This has been my first year on the innovation and entrepreneurship beat at the Business Record and it’s been a whirlwind. I’ve met startup founders from all over the state, spoken to professors about their inventions and even spent some time on a bison prairie for a series on rural innovation. I pored through the archives this holiday season and came away with these five favorite innovation stories.
ISU gets ready to build its first 3D-printed home
This news came up just after I had written a story about 3D printing at Iowa State University. I spoke with Pete Evans, assistant professor in the ISU industrial design department at ISU, about his efforts. He said that ISU researchers are planning to build their first demonstration 3D-printed model home, with completion expected in the spring of 2026. I’ll be watching ISU’s efforts in 2026, as well as progress in Muscatine, which has ambitions to also print a structure in 2026.
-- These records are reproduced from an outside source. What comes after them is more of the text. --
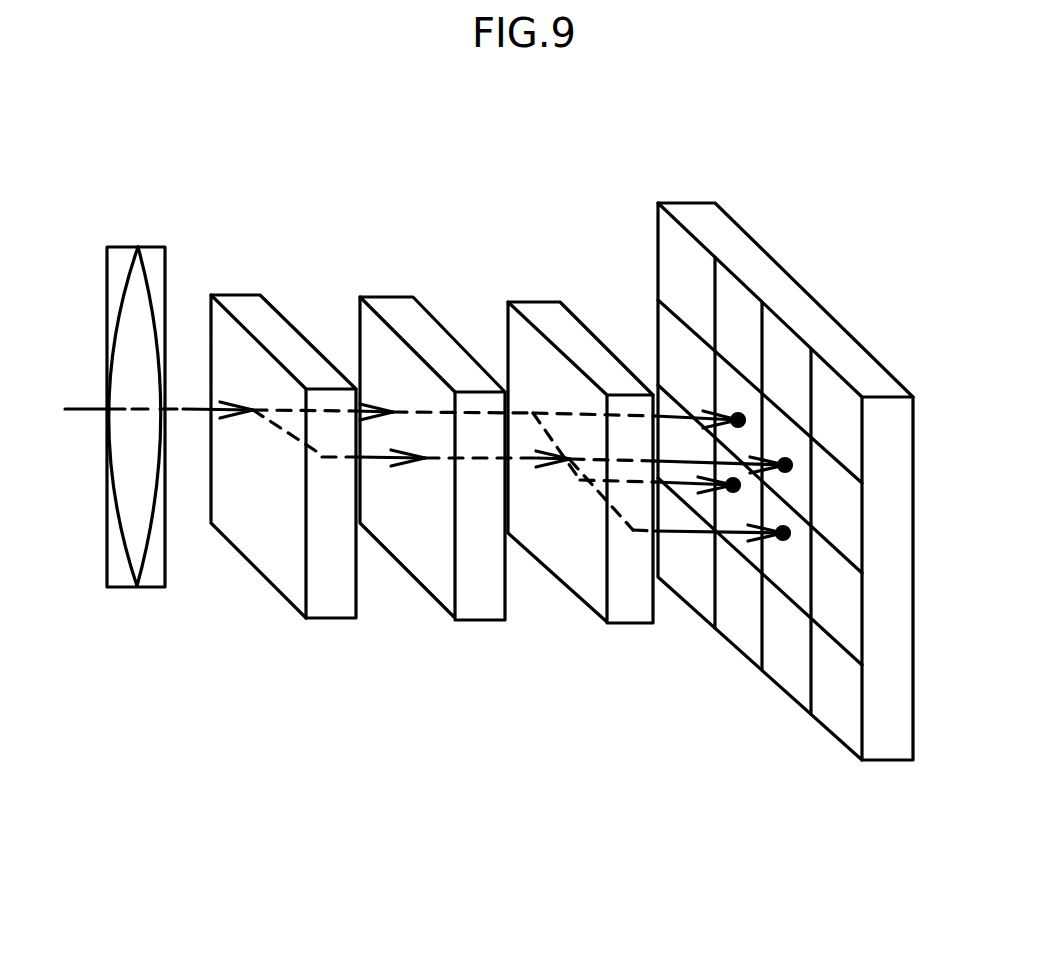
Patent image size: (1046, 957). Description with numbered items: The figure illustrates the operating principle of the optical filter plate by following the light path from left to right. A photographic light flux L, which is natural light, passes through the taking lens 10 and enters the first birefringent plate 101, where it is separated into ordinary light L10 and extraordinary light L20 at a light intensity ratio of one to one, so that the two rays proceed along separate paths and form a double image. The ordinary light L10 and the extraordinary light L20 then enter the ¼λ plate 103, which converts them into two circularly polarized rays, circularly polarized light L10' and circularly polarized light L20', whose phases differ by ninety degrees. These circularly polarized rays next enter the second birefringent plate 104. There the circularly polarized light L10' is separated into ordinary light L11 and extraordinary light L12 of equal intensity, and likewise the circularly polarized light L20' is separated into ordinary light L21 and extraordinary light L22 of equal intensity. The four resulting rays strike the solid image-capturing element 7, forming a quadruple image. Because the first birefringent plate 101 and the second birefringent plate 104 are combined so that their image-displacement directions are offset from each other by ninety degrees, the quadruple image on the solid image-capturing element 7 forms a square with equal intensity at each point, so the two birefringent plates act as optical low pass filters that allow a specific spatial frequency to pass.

The taking lens 10 is at (137, 247).
The first birefringent plate 101 is at (242, 293).
The ¼λ plate 103 is at (393, 297).
The second birefringent plate 104 is at (550, 300).
The solid image-capturing element 7 is at (808, 290).
The photographic light flux L is at (212, 405).
The ordinary light L10 is at (393, 326).
The circularly polarized light L10' is at (504, 357).
The ordinary light L11 is at (726, 415).
The extraordinary light L12 is at (690, 487).
The extraordinary light L20 is at (395, 559).
The circularly polarized light L20' is at (582, 579).
The ordinary light L21 is at (750, 475).
The extraordinary light L22 is at (766, 537).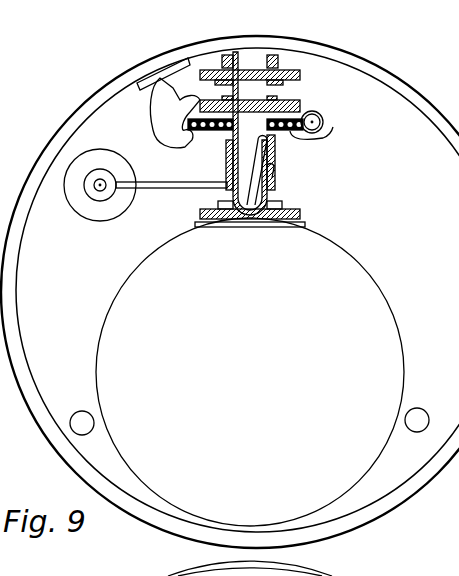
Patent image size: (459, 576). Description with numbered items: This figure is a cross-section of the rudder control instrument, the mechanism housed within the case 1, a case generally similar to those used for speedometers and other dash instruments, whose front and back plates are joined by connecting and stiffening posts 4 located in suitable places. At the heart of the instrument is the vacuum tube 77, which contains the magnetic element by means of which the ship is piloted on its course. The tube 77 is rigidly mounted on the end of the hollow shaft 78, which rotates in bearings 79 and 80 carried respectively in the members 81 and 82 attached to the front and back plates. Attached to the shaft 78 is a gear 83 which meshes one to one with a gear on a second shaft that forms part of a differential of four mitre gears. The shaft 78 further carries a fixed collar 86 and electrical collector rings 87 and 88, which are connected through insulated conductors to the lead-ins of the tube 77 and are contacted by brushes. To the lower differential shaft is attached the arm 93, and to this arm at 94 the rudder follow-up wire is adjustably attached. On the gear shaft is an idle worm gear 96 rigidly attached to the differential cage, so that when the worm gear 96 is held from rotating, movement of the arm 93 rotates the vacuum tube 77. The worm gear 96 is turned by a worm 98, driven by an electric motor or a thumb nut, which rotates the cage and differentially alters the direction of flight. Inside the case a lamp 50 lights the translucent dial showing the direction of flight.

The case 1 is at (371, 66).
The connecting and stiffening posts 4 is at (75, 412).
The lamp 50 is at (168, 103).
The vacuum tube 77 is at (250, 372).
The hollow shaft 78 is at (284, 91).
The bearing 79 is at (290, 84).
The bearing 80 is at (283, 201).
The member 81 is at (288, 68).
The member 82 is at (304, 215).
The gear 83 is at (298, 106).
The fixed collar 86 is at (221, 60).
The electrical collector ring 87 is at (276, 157).
The electrical collector ring 88 is at (274, 170).
The arm 93 is at (157, 189).
The attachment point for rudder follow-up wire 94 is at (113, 175).
The worm gear 96 is at (324, 138).
The worm 98 is at (326, 121).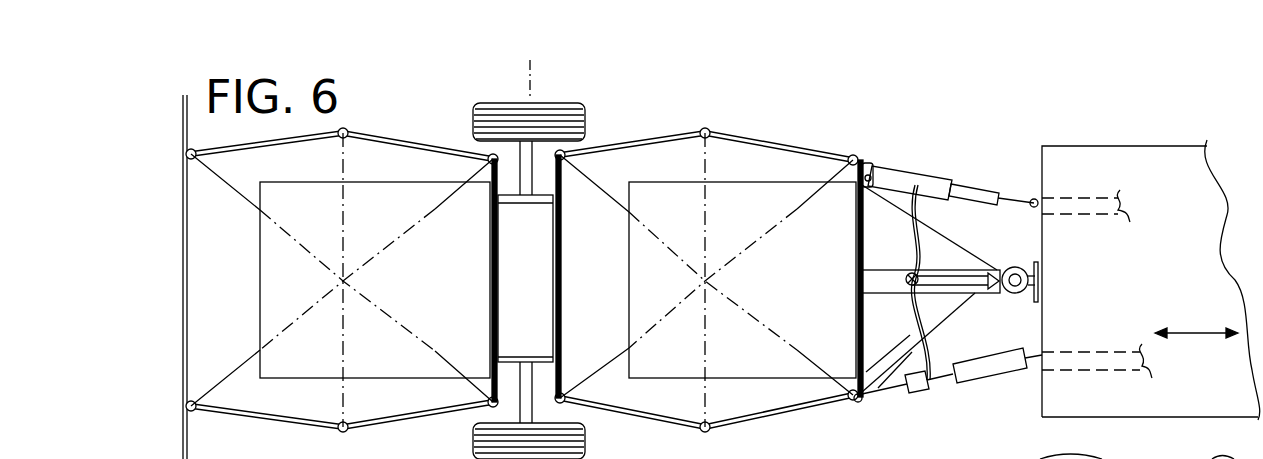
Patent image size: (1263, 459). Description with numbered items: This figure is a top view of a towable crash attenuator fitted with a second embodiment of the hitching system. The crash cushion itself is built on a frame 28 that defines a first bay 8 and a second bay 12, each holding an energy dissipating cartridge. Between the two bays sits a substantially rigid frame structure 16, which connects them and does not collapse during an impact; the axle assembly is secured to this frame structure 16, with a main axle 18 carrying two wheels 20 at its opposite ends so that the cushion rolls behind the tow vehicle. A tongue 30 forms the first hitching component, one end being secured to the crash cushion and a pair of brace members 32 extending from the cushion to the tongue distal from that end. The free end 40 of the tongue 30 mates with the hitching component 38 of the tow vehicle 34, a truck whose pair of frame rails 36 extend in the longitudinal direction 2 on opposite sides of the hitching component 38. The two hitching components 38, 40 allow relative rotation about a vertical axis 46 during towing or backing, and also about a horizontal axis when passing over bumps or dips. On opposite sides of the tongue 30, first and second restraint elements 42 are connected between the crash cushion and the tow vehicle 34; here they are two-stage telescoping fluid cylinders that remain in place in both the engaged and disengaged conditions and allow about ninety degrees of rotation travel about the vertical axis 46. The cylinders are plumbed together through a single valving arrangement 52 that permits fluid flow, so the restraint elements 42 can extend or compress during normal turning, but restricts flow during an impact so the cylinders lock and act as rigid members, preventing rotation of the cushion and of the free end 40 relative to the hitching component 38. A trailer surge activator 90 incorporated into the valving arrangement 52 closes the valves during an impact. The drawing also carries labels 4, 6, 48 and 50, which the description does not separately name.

The longitudinal direction 2 is at (1196, 360).
The frame bar 4 is at (853, 343).
The implement bar 6 is at (183, 372).
The first bay 8 is at (342, 271).
The second bay 12 is at (709, 261).
The frame structure 16 is at (536, 266).
The main axle 18 is at (532, 398).
The wheels 20 is at (575, 106).
The frame 28 is at (296, 430).
The tongue 30 is at (893, 268).
The brace members 32 is at (933, 328).
The vehicle 34 is at (1151, 280).
The frame rails 36 is at (1115, 352).
The hitching component 38 is at (1040, 290).
The free end 40 is at (1026, 280).
The restraint elements 42 is at (932, 280).
The vertical axis 46 is at (1017, 294).
The cylinder mounting bracket 48 is at (874, 168).
The cylinder rod end 50 is at (1030, 197).
The valving arrangement 52 is at (888, 353).
The trailer surge activator 90 is at (985, 293).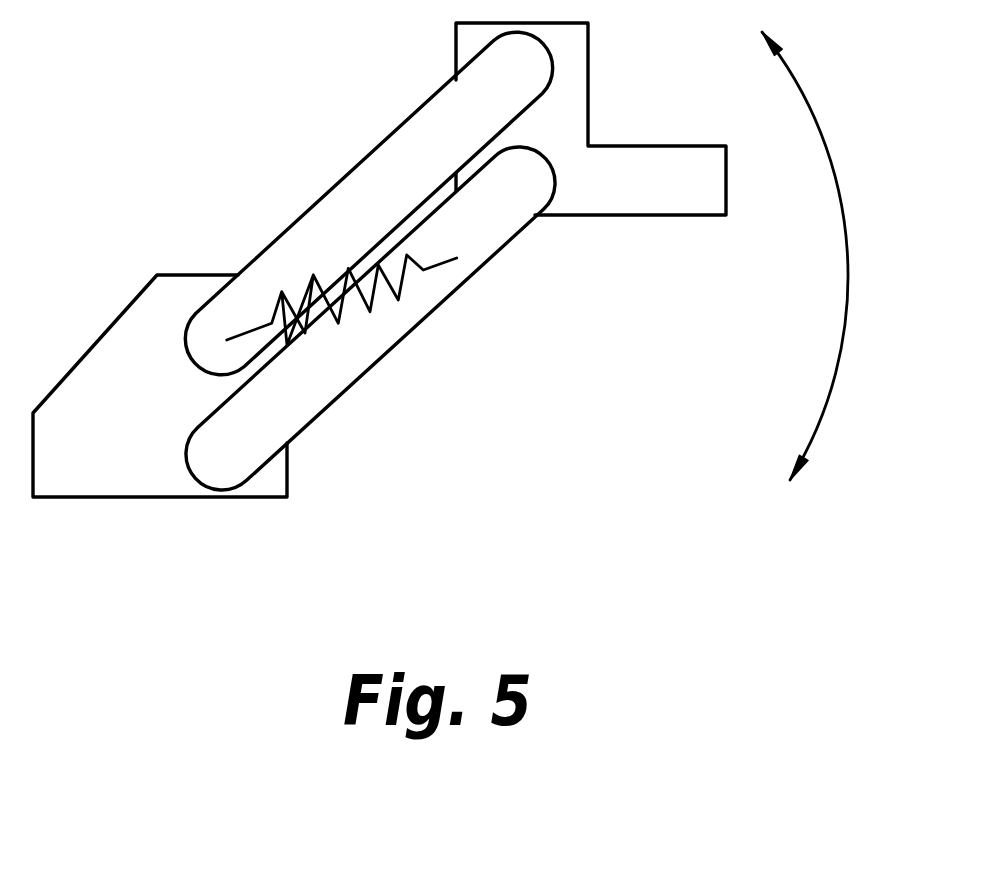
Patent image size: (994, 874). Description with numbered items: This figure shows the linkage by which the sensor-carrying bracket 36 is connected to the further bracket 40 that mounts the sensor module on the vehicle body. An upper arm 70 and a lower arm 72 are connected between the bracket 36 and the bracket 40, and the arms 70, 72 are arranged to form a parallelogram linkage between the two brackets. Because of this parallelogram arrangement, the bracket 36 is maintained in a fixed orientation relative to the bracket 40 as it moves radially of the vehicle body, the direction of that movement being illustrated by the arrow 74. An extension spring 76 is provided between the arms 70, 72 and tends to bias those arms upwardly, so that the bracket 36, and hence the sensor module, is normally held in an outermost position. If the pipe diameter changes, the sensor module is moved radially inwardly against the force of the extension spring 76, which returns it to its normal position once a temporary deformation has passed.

The bracket 36 is at (578, 65).
The bracket 40 is at (93, 472).
The upper arm 70 is at (337, 202).
The lower arm 72 is at (362, 338).
The arrow 74 is at (848, 292).
The extension spring 76 is at (373, 295).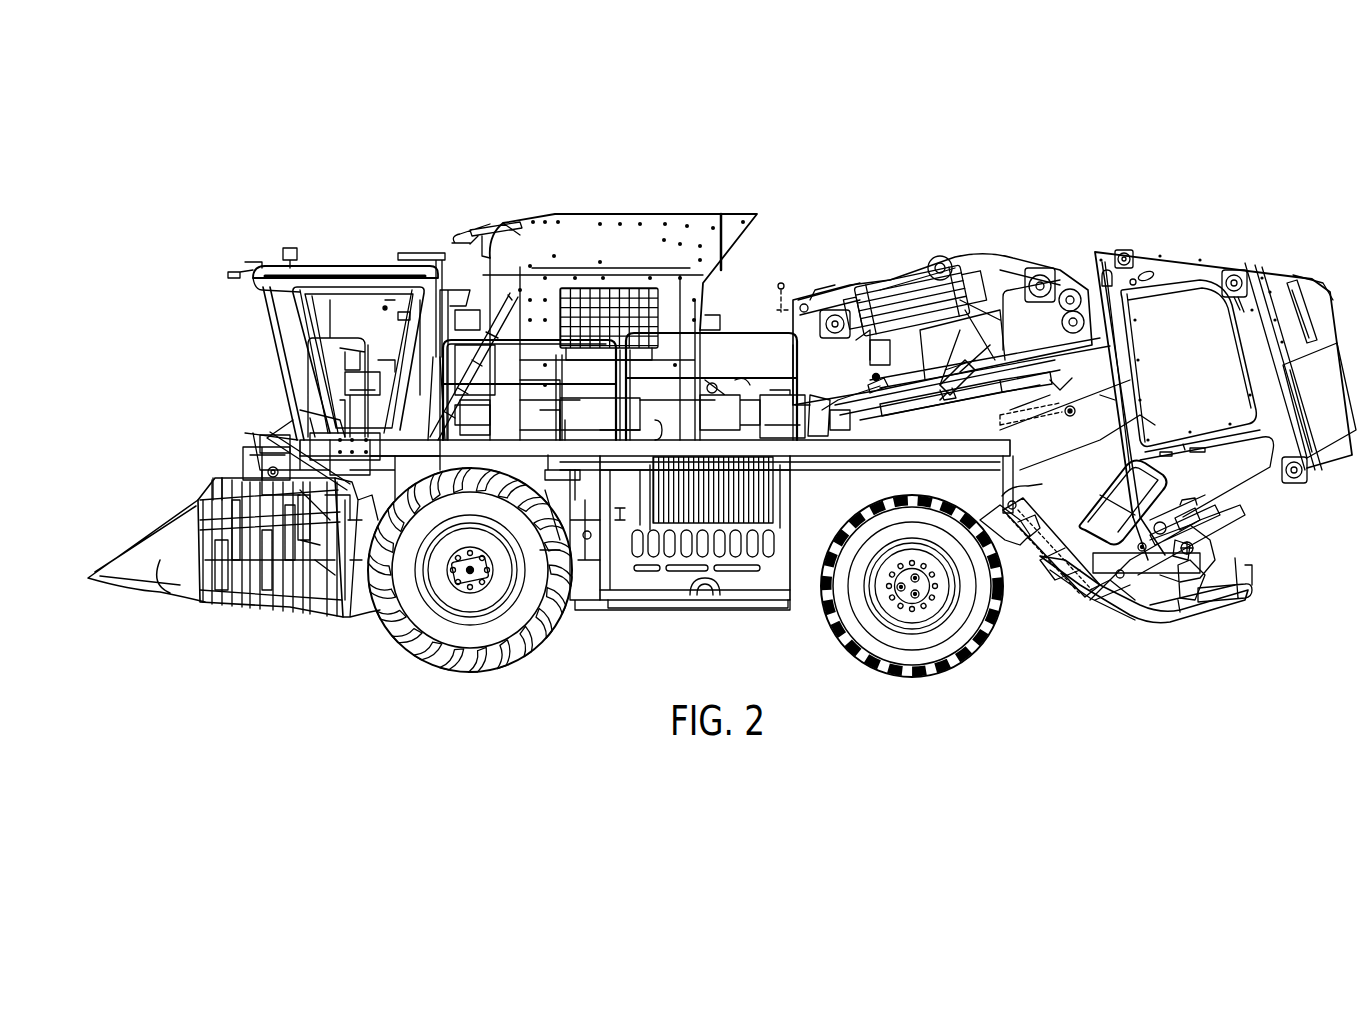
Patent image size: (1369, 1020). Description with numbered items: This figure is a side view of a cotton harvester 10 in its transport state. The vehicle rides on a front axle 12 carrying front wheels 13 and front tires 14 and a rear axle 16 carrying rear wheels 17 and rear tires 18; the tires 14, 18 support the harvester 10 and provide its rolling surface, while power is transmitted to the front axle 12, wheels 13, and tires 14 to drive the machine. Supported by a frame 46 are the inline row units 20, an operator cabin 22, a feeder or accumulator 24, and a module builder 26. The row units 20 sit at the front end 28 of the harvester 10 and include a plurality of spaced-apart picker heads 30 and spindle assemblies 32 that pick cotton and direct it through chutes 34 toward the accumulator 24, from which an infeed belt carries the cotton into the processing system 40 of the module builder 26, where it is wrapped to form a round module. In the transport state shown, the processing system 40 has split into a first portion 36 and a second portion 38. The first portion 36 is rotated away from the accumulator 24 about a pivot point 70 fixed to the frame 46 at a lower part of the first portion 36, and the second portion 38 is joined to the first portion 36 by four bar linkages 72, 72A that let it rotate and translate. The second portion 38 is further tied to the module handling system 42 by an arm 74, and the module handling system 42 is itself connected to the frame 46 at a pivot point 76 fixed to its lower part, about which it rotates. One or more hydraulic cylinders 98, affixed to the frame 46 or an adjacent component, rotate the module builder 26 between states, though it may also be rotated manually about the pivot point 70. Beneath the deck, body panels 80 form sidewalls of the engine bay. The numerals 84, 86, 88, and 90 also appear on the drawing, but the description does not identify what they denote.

The cotton harvester 10 is at (250, 182).
The front axle 12 is at (480, 584).
The front wheels 13 is at (470, 620).
The front tires 14 is at (428, 648).
The rear axle 16 is at (932, 578).
The rear wheels 17 is at (912, 624).
The rear tires 18 is at (862, 637).
The inline row units 20 is at (230, 650).
The operator cabin 22 is at (366, 277).
The accumulator 24 is at (702, 222).
The module builder 26 is at (1058, 242).
The front end 28 is at (74, 545).
The picker heads 30 is at (208, 600).
The spindle assemblies 32 is at (290, 610).
The chutes 34 is at (481, 304).
The first portion 36 is at (1010, 268).
The second portion 38 is at (1224, 363).
The processing system 40 is at (1026, 250).
The module handling system 42 is at (1135, 625).
The frame 46 is at (1012, 450).
The pivot point 70 is at (886, 380).
The four bar linkage 72 is at (1107, 442).
The four bar linkage 72A is at (1093, 305).
The arm 74 is at (1204, 560).
The pivot point 76 is at (1045, 555).
The body panels 80 is at (652, 572).
The hydraulic pump 84 is at (728, 380).
The sensor 86 is at (783, 282).
The controller 88 is at (806, 303).
The engine 90 is at (724, 412).
The hydraulic cylinder 98 is at (1043, 407).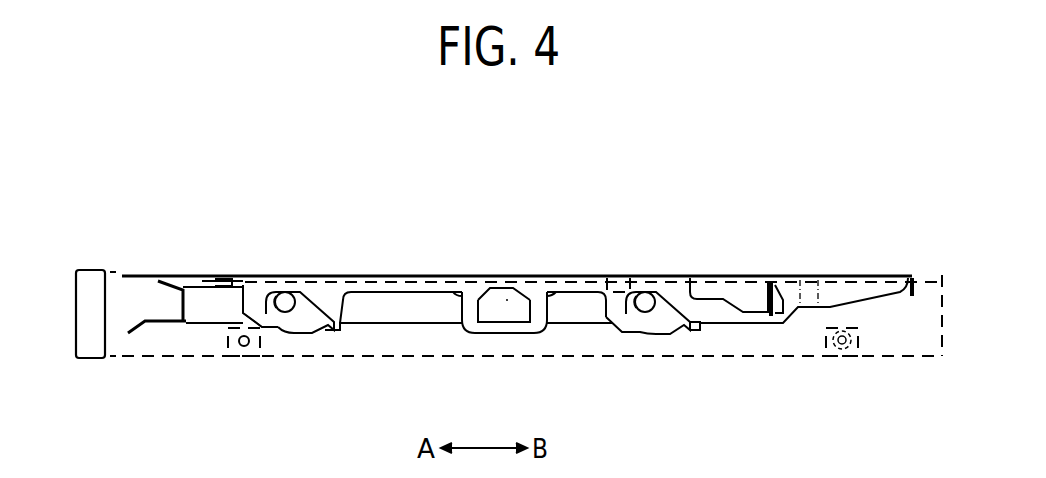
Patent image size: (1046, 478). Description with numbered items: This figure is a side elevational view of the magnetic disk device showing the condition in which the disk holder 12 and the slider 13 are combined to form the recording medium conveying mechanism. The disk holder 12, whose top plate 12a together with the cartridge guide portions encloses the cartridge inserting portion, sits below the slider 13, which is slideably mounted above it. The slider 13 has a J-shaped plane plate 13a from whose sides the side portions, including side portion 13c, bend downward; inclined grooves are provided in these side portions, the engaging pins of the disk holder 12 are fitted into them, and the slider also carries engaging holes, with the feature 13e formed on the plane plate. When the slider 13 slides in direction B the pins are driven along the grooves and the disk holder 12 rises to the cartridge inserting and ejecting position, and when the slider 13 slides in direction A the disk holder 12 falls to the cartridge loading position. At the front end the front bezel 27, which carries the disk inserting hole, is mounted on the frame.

The disk holder 12 is at (417, 310).
The top plate 12a is at (210, 290).
The slider 13 is at (495, 277).
The plane plate 13a is at (358, 290).
The side portion 13c is at (720, 312).
The projection 13e is at (528, 337).
The front bezel 27 is at (93, 288).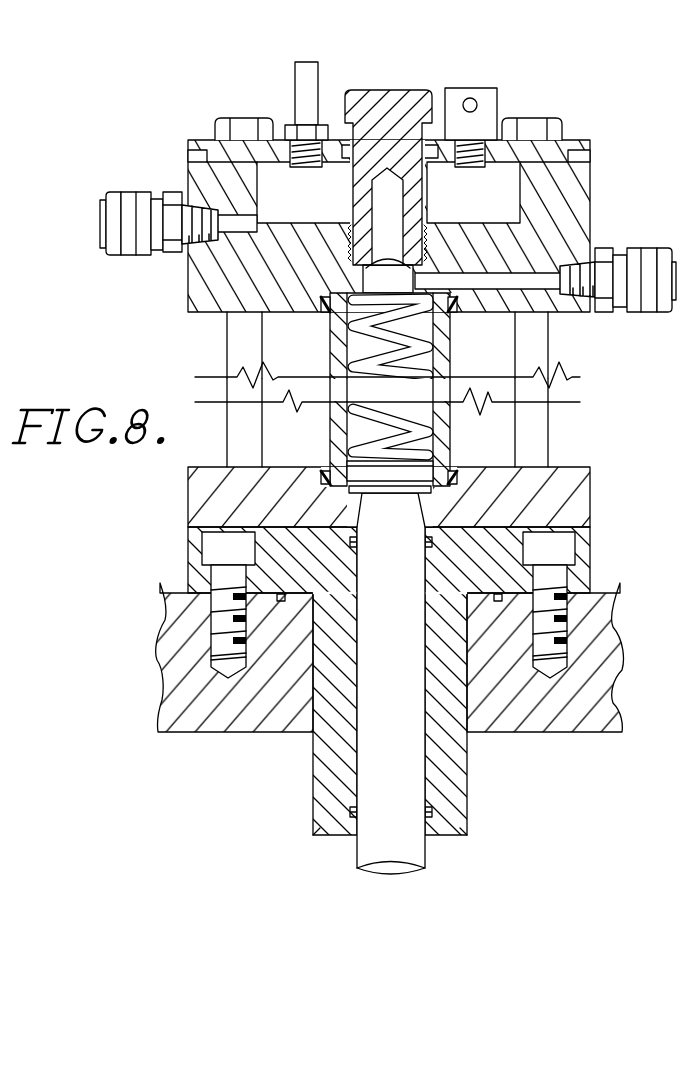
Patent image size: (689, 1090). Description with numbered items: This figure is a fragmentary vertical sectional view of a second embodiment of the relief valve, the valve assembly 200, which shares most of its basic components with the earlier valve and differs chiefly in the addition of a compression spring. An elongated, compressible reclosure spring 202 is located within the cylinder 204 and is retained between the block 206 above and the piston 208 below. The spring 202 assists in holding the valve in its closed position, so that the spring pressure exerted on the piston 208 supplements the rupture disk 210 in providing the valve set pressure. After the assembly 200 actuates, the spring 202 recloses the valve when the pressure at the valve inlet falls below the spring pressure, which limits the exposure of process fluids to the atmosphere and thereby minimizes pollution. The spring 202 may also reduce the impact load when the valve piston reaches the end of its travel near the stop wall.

The valve assembly 200 is at (612, 470).
The reclosure spring 202 is at (417, 343).
The cylinder 204 is at (338, 333).
The block 206 is at (572, 202).
The piston 208 is at (423, 468).
The rupture disk 210 is at (389, 262).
Rural Innovation: Native Prairie Bison farm thrives through observation and learning
Every once in a while, I stumble upon a story that exposes me to something I’ve never seen before. I first saw Jathan Chicoine speak at the Rural Entrepreneurship Symposium at ISU and realized I had to get out to his property and see his bison herd. The result was a story filled with sights and sounds of nature, as well as Chicoine’s thoughtful comments on prairie restoration in Iowa. “It’s just observation, and that’s how I’m learning,” Chicoine said. “It’s seldom that I’m out here working and not learning something. … You get that immediate feedback from the plants so I just learned from working the land.”
Two Iowans share their Shark Tank experiences
The first time I met Billie Asmus, the founder and CEO of Repaint Studios, I interviewed her on stage for the annual innovationIOWA event on July 10. Asmus spoke about that often-quoted need for entrepreneurs: grit. She said she had many ups and downs on her entrepreneurial journey from the moment in the early stages of her company she weighed whether to put her child in day care to the time her company encountered a financial crisis. “I remember just getting to the end of all that, like, am I going to keep going and keep doing this? Like, is this seriously going to be worth it at this point? And I already had employees that I was committed to, so it was that mentality of I have no choice but to succeed. Even though this feels like the rock bottom, I have to keep going. And I’m glad I did.” Later this year, she appeared on Shark Tank and landed a deal. Asmus isn’t the only Iowan of Shark Tank fame — No Limbits founder and CEO Erica Cole was on Shark Tank in April 2022. No doubt Cole could talk about grit as well — she was in a car accident in 2018 that resulted in the amputation of one of her legs. She said she started an alterations business for people with disabilities out of a “personal need.”
Center at Sixth incubator seeks to bring small business back to Sixth Avenue corridor
Innovation and entrepreneurship is more than just a snazzy AI startup getting acquired and making big money. It’s also about small businesses, carving their way through local neighborhoods and Main Streets, breathing life in places that once struggled. That’s why I loved reporting the story on Center at Sixth. Marquas Ashworth, co-developer of a building designed to empower other entrepreneurs, said part of the inspiration for the name Center at Sixth was a harkening back to Center Street, which was a thriving hub for the city’s Black community before it was displaced by the construction of Interstate 235. “And most of that [Black and brown] community ended up in the Sixth Avenue corridor,” he said. “Center at Sixth, it’s just a reckoning back to what we lost.” Center at Sixth now provides opportunity for small businesses to grow on Sixth Avenue and spur economic development along the corridor, he said. The building also includes a Makers Market, which features artists and creators from around Central Iowa. I noticed many of the makers and artists were people I had written about before, including Jill Wells and her inclusive art, Basi Affia’s comic books, art from artists from the Momentum arts program and ArtForce Iowa.
When I started in my new role in early 2025, editors and colleagues asked what I was most looking forward to. I answered that I was in search of inspirational stories. I found that in Dream City, the nonprofit that helps families and entrepreneurs in Iowa City. The story of Frederick Newell, executive director of Dream City, is astounding. He had his first child at age 17. He enrolled at the University of Iowa and brought his child with him throughout his four years of college — no child care. He wanted to show others the significance of fathers having a strong and active role in their children’s lives, he said. “I really wanted to be able to show fathers that you could also follow in my footsteps, because it’s doable,” Newell told me during an interview at the newly renovated Iowa City headquarters of Dream City. “It wasn’t easy.” The nonprofit started in a donated home and then grew to locate at 611 Southgate Ave. in Iowa City in February. It acquired the space from the church that owned it and did a “total renovation” of the 12,000-square-foot building, funded in part by a $3 million grant from the city of Iowa City. It had its grand opening on Aug. 24.